Taste: The Cara Cara orange is sweet in flavor, evoking notes of cherry, rose petal, orange and blackberry. It has a bit of a zing, with a slight cranberry flavor.
Season: Californian Cara Cara oranges are available in late November through April.
Benefits: Newly branded as “The Power Orange,” this orange is low in acid and packed with tons of minerals to power a healthy immune system. Additionally, Cara Caras are a good source of vitamin C, A and fiber, as well as folate, potassium and a natural source of Lycopene, an antioxidant.
Tips: Cara Cara is a popular choice in vinaigrette dressings, salmon or halibut recipes, pico de gallo.

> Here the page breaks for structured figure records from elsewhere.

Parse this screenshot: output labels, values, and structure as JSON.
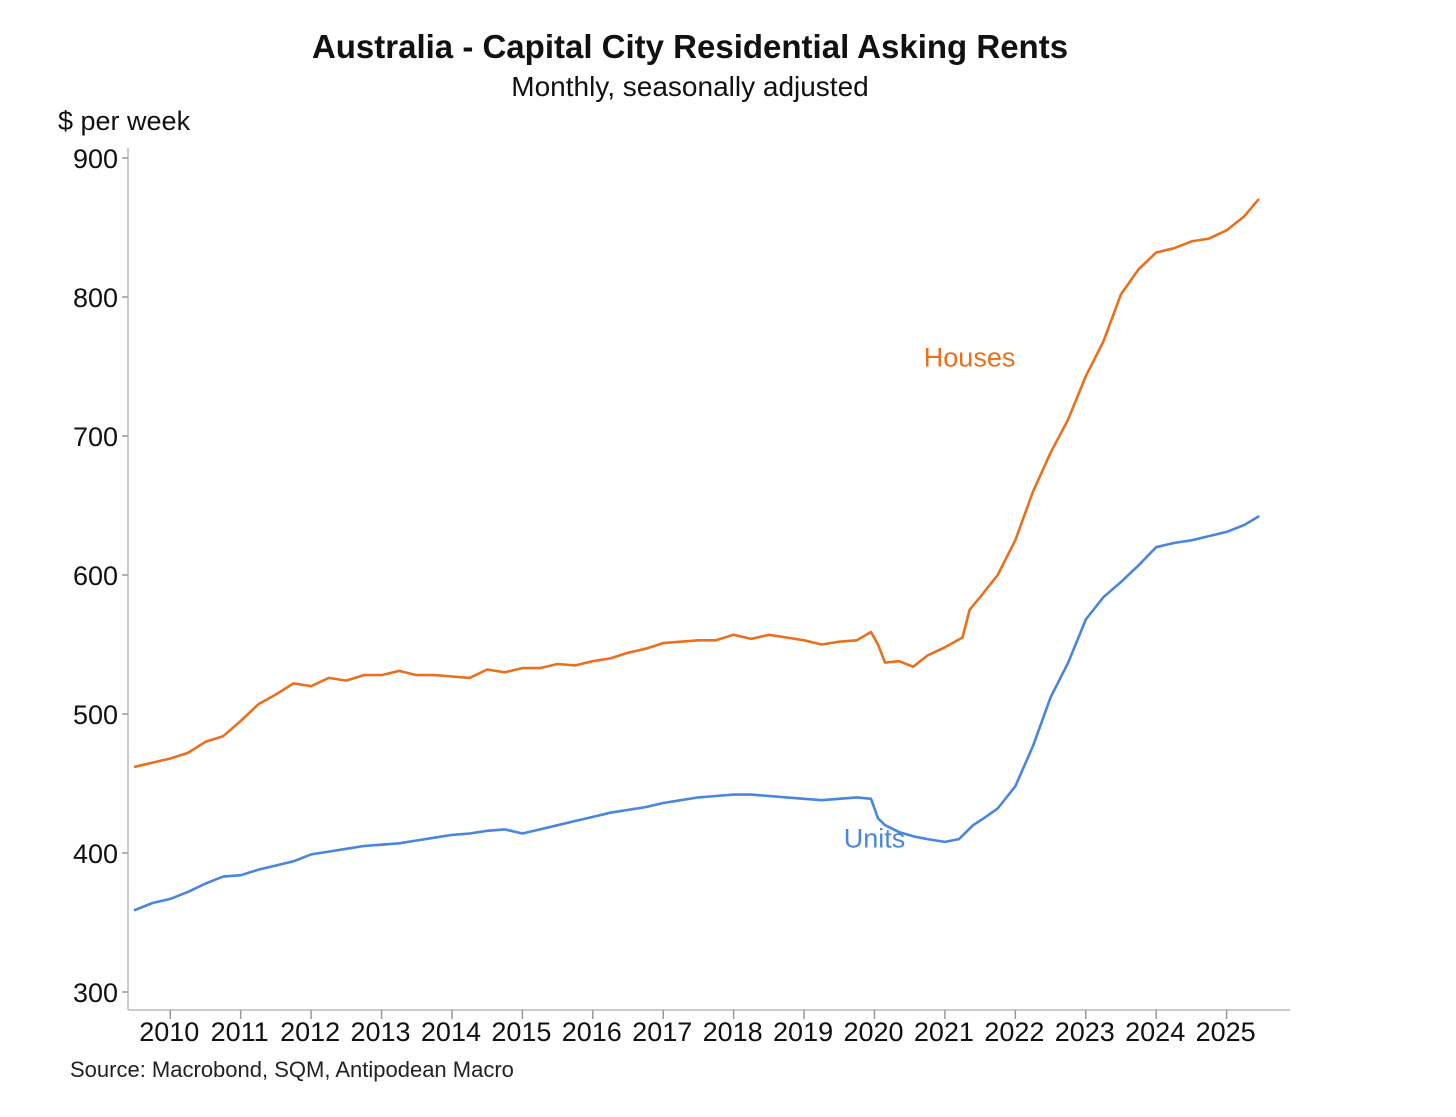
{
  "chart_data": {
    "type": "line",
    "title": "Australia - Capital City Residential Asking Rents",
    "subtitle": "Monthly, seasonally adjusted",
    "ylabel": "$ per week",
    "xlabel": "",
    "ylim": [
      300,
      900
    ],
    "xlim": [
      2009.4,
      2025.9
    ],
    "yticks": [
      300,
      400,
      500,
      600,
      700,
      800,
      900
    ],
    "xticks": [
      "2010",
      "2011",
      "2012",
      "2013",
      "2014",
      "2015",
      "2016",
      "2017",
      "2018",
      "2019",
      "2020",
      "2021",
      "2022",
      "2023",
      "2024",
      "2025"
    ],
    "grid": false,
    "source": "Source: Macrobond, SQM, Antipodean Macro",
    "series": [
      {
        "name": "Houses",
        "color": "#E8701E",
        "x": [
          2009.5,
          2009.75,
          2010.0,
          2010.25,
          2010.5,
          2010.75,
          2011.0,
          2011.25,
          2011.5,
          2011.75,
          2012.0,
          2012.25,
          2012.5,
          2012.75,
          2013.0,
          2013.25,
          2013.5,
          2013.75,
          2014.0,
          2014.25,
          2014.5,
          2014.75,
          2015.0,
          2015.25,
          2015.5,
          2015.75,
          2016.0,
          2016.25,
          2016.5,
          2016.75,
          2017.0,
          2017.25,
          2017.5,
          2017.75,
          2018.0,
          2018.25,
          2018.5,
          2018.75,
          2019.0,
          2019.25,
          2019.5,
          2019.75,
          2019.95,
          2020.05,
          2020.15,
          2020.35,
          2020.55,
          2020.75,
          2021.0,
          2021.25,
          2021.35,
          2021.5,
          2021.75,
          2022.0,
          2022.25,
          2022.5,
          2022.75,
          2023.0,
          2023.25,
          2023.5,
          2023.75,
          2024.0,
          2024.25,
          2024.5,
          2024.75,
          2025.0,
          2025.25,
          2025.45
        ],
        "values": [
          462,
          465,
          468,
          472,
          480,
          484,
          495,
          507,
          514,
          522,
          520,
          526,
          524,
          528,
          528,
          531,
          528,
          528,
          527,
          526,
          532,
          530,
          533,
          533,
          536,
          535,
          538,
          540,
          544,
          547,
          551,
          552,
          553,
          553,
          557,
          554,
          557,
          555,
          553,
          550,
          552,
          553,
          559,
          550,
          537,
          538,
          534,
          542,
          548,
          555,
          575,
          584,
          600,
          625,
          660,
          688,
          712,
          743,
          768,
          802,
          820,
          832,
          835,
          840,
          842,
          848,
          858,
          870
        ]
      },
      {
        "name": "Units",
        "color": "#4A86DB",
        "x": [
          2009.5,
          2009.75,
          2010.0,
          2010.25,
          2010.5,
          2010.75,
          2011.0,
          2011.25,
          2011.5,
          2011.75,
          2012.0,
          2012.25,
          2012.5,
          2012.75,
          2013.0,
          2013.25,
          2013.5,
          2013.75,
          2014.0,
          2014.25,
          2014.5,
          2014.75,
          2015.0,
          2015.25,
          2015.5,
          2015.75,
          2016.0,
          2016.25,
          2016.5,
          2016.75,
          2017.0,
          2017.25,
          2017.5,
          2017.75,
          2018.0,
          2018.25,
          2018.5,
          2018.75,
          2019.0,
          2019.25,
          2019.5,
          2019.75,
          2019.95,
          2020.05,
          2020.15,
          2020.35,
          2020.55,
          2020.75,
          2021.0,
          2021.2,
          2021.4,
          2021.55,
          2021.75,
          2022.0,
          2022.25,
          2022.5,
          2022.75,
          2023.0,
          2023.25,
          2023.5,
          2023.75,
          2024.0,
          2024.25,
          2024.5,
          2024.75,
          2025.0,
          2025.25,
          2025.45
        ],
        "values": [
          359,
          364,
          367,
          372,
          378,
          383,
          384,
          388,
          391,
          394,
          399,
          401,
          403,
          405,
          406,
          407,
          409,
          411,
          413,
          414,
          416,
          417,
          414,
          417,
          420,
          423,
          426,
          429,
          431,
          433,
          436,
          438,
          440,
          441,
          442,
          442,
          441,
          440,
          439,
          438,
          439,
          440,
          439,
          425,
          420,
          415,
          412,
          410,
          408,
          410,
          420,
          425,
          432,
          448,
          477,
          512,
          537,
          568,
          584,
          595,
          607,
          620,
          623,
          625,
          628,
          631,
          636,
          642
        ]
      }
    ]
  }
}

Blood oranges, feature little or no seeds and are smaller than the average orange. The flesh ranges from a bright red to deep maroon color. These are the primary oranges grown in Italy. In the states, blood oranges are grown in Texas and California.
Taste: It has an intense orange taste with hints of raspberry.
Season: Available from January through mid-April.
Benefits: Blood oranges get their red color from high concentrations of a pigment called anthocyanin, which is common in flowers but not in other citrus fruits. According to Sunkist’s website, anthocyanin is a powerful antioxidant that neutralizes the effects of free radicals. Free radicals can be caused by pollution, anxiety, poor diet and aging.
Tips: Blood oranges go well with roasted or grilled meat, poultry or any other meat substitute. You can use it as a marmalade, a zest for baking or enjoy slices in a salad.
Often called the “summer orange,” this bright orange citrus fruit is thin-skinned, making it easy to peel. The name comes from Valencia, Spain, known for its sweet orange trees. This sweet orange was first hybridized in southern California and is primarily grown for orange juice production.
Taste: Valencia oranges are extra sweet and juicy.
Season: Available from February through October, with peak supplies from May through July.
Benefits: During warm temperatures of the season, the skin may reabsorb more chlorophyll, giving the skin a greenish hue. Chlorophyll has been known for its detoxifying and energy-boosting properties, as well as cleansing the blood.
Tips: Try with bananas to make a delicious fresh fruit smoothie. If you’re craving sweet, fresh-squeezed OJ, Valencia oranges are the way to go. If you’re not drinking it right away, just make sure that juice is in a tightly covered container so it keeps all of its flavor and vitamin C properties.
Clementines is the tiniest kind of mandarin orange, a type of tangerine. These mini-oranges are easy to peel and are almost always seedless. Imported from Spain, Morocco and other parts of North Africa, Clementines are a cross between a sweet orange and a Chinese mandarin. This variety was introduced to California in the early 1900s, but didn’t gain popularity in the United States until almost a century later. In the States, Clementines are often referred to as “Cuties.”
Taste: Clementines are juicy and super sweet like candy, only healthier and more fresh.
Season: These are known as the winter oranges, available late October through February.
Benefits: These tiny fruits are packed with vitamin C, an immune boosting property. Since they’re so small and irresistible, it’s hard to eat just one. You’ll be sure to get all of its nutrients.
Tips: Clementines are amazing to eat on their own. Or, you can peel them and sprinkle the slices on top of a salad for a sweet kick.
The tangelo is a citrus fruit hybrid of a tangerine and pomelo (a type of grapefruit), hence the name “tangelo.” Occasionally referred to as “Honeybells” for their shape, tangelos generally have loose skin and are even easier to peel than typical oranges. Tangelos have few to no seeds. The Minneola is the most popular type of tangelo and has a deep orange color.
Taste: Tangelos have a sweet, tart flavor. They are even sweeter and juicier than tangerines.
Season: Available December through February, with its peak month in January.
Benefits: One medium tangelo is packed with vitamin C, calcium and is mostly composed of water. Great for hydration!
Tips: Add to any recipe that calls for oranges for an added kick. You can also juice Minneola tangelos.
Not only are these unique fruits of the citrus family great for your health, they also serve as a healthy substitute for unhealthy, sugary snacks. Now that’s what we call a sweet deal. While you’re at it, jazz up your citrus intake with a dose of dark chocolate, another scrumptious and healthy treat.